Frederick Darbellay, Moira Cockell, Jerome Billotte, Francis Waldvogel, Editors.A Vision of Transdisciplinarity: LayingFoundations for a World Knowledge Dialogue. Laussanne, Switzerland: EPFL Press, 2008.
This book deserves a far more in depth review that I will be able to offer at this time. It represents something that is very much at the heart of transdisciplinarity: given the growing complexity of the challenges we face in the world (or, at least, our appreciation of complexity), the pursuit of intelligent responses (if not solutions) is no longer something we can rely upon an individual to produce. Just as raising a child requires a village, fostering innovation and creativity in addressing these complex challenges requires a team, perhaps a very, very large team. Consequently, our pursuit of solutions, of responses, will require us not only to master one or more discipline, but to master the skills required to engage in such work. While I cannot say whether or not this book is a product of such capabilities, it is an example of how we must reach out and draw in stakeholders of the issues we want to address.

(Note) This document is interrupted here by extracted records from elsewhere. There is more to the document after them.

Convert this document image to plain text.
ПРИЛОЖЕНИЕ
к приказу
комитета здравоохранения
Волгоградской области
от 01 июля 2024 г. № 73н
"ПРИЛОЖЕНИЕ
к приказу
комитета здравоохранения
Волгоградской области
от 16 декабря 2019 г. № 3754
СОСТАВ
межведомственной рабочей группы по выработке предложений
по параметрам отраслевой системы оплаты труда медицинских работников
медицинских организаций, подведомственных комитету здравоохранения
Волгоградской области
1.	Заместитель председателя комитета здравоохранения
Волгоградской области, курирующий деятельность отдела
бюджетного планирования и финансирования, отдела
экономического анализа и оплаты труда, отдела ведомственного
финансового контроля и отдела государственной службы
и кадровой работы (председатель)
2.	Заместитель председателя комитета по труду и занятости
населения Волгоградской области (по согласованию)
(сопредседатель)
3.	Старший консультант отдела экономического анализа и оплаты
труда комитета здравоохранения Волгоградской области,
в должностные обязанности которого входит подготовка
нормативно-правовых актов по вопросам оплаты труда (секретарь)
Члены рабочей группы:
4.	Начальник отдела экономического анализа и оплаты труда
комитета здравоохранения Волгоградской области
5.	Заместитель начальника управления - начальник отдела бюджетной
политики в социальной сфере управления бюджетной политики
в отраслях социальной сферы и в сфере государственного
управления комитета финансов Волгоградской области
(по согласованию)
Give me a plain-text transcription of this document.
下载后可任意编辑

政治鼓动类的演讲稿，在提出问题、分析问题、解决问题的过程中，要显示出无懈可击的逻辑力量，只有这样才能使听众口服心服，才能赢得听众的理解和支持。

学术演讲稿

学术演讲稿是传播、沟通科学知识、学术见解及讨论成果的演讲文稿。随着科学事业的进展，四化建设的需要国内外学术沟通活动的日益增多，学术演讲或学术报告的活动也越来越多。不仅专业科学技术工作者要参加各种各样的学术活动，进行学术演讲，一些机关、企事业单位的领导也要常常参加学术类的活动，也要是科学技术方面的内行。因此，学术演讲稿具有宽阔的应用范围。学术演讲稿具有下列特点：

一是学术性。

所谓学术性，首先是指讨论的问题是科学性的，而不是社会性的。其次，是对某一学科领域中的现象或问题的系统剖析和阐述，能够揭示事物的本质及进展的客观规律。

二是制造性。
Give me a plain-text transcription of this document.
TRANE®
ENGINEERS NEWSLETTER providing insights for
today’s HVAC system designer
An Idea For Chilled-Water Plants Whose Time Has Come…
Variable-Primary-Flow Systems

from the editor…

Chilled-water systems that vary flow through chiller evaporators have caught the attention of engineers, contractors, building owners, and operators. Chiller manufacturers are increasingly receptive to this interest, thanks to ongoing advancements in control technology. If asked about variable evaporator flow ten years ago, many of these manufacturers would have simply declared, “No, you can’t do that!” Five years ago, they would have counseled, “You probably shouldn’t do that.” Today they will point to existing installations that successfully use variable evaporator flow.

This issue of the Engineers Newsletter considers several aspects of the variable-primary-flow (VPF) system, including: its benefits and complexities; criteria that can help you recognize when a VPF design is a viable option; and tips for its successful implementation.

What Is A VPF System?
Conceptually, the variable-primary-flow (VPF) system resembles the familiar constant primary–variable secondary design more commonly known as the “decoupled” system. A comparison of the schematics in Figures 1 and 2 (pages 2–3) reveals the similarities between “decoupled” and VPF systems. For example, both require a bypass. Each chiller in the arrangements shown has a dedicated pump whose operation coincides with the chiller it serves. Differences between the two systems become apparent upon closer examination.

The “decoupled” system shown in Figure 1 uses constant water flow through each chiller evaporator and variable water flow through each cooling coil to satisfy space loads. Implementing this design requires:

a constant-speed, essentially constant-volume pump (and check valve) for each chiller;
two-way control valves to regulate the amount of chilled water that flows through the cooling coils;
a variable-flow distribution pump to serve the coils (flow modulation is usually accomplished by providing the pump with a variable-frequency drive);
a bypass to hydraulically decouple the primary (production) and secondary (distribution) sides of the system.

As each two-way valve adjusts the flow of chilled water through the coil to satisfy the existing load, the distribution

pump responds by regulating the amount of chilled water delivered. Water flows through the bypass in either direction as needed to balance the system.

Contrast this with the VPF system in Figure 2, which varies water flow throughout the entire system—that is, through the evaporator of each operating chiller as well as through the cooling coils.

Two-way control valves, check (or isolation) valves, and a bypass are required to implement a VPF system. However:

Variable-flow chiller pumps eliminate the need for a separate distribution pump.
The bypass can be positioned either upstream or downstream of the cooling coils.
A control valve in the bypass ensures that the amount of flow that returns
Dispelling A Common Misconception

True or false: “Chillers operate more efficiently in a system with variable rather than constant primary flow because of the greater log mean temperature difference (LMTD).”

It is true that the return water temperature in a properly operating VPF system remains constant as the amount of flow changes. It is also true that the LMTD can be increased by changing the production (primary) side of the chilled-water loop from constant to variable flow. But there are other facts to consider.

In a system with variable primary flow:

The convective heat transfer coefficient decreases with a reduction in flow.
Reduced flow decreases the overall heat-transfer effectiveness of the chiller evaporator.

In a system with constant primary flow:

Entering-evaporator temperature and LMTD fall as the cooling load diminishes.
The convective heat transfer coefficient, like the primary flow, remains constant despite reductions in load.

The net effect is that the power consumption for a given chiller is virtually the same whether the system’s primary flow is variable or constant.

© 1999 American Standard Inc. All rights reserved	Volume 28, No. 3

This book is a product of dialogue, a dialogue that took place in Switzerland in 2006 (www.wkdialogue.ch). Participants came from around the world. This is part of an ambitious effort:
“This encounter between leading researchers from different and complementary horizons marked the starting point for a much larger and more ambitious project aimed at uniting the forces of experts from all academic branches in the common cause of understanding and resolving complex issues which face the contemporary world.”
Fundamentally, knowledge and its development is a product of the interplay of the interface between our experience and our perception. We are working at the interface of what can be observed (science) and the meaning we make of it (personal and cultural). The editors state,
“The desire to facilitate a productive dialogue between the different branches of academia has become a central preoccupation within the upper echelons of teaching and research at national European and global levels and is now frequently proclaimed in the public statements of their institutions.”
The world knowledge dialogue is a practical step in service of these efforts. Interestingly, they used a case study approach–a cornerstone of much management education–so that participants from all disciplines can rapidly acquire a minimum of shared information upon which to build. It is also intended to illustrate that the mental boundaries we choose to place between domains of expertise are mere operational concepts, tools of reductionist thinking that can be moved at will if there is an advantage to be drawn in doing so.”
The chapters in this volume are analyses and summaries of presentations of others by the editors. Here are some examples:
- From Brain Dynamics to Consciousness–presented by Gerald M. Edelman.
- Searching for Simplicity in Complexity–presented by Geoffrey West.
- The Origins of modern Humans: Linguistic Issues–presented by Bernard Victorri.
In addition, there are authored chapters, such as
- Why Physics is Easy and Autism is Hard by Ian Hacking.
- Consilience and the Status of Human-Level Truth by Edward G. Slingerland.
- Promoting Scientific Dialogue as lifelong Learning Process by Michel Alhadeff-Jones.
- Patterned Diversity in Interdisciplinary Dialogue by Veronica Boix Mansilla.
- Organizing Cross-disciplinary Dialogue in Academia by Markus B. Karner.
- Knowledge, Culture and Interdisciplinary Dialogue by Ravi de Costa.
The book closes with a reflection by the Editors on a question posed in a Foreword by Andre Hurst: Have we made discernable progress in our quest and do we know where the path will lead us next? The first part, progress, they answer affirmatively. As in other integrating quests, they also encountered frustrations and naivete leading to the conclusion that there is still much to do. They, too, find that there is no common approach. They did not have a container for the very valuable work that is being done. They do not have a metatheoretical framework that allows for integration.
The lack of integration led to a conclusion that there is a “need to develop better awareness of the existence of different ontological frameworks and methods of knowledge construction.” It is here that I believe the work of Mark Edwards and other metatheorists is so very important. It is here where there is potential for integral theory to demonstrate its integrative capacity across significant boundaries by showing a way to break down those boundaries.
If knowledge development and integration is of interest to you this is an important read. Work like this represents what is happening in worldwide leadership of knowledge creation and implementation.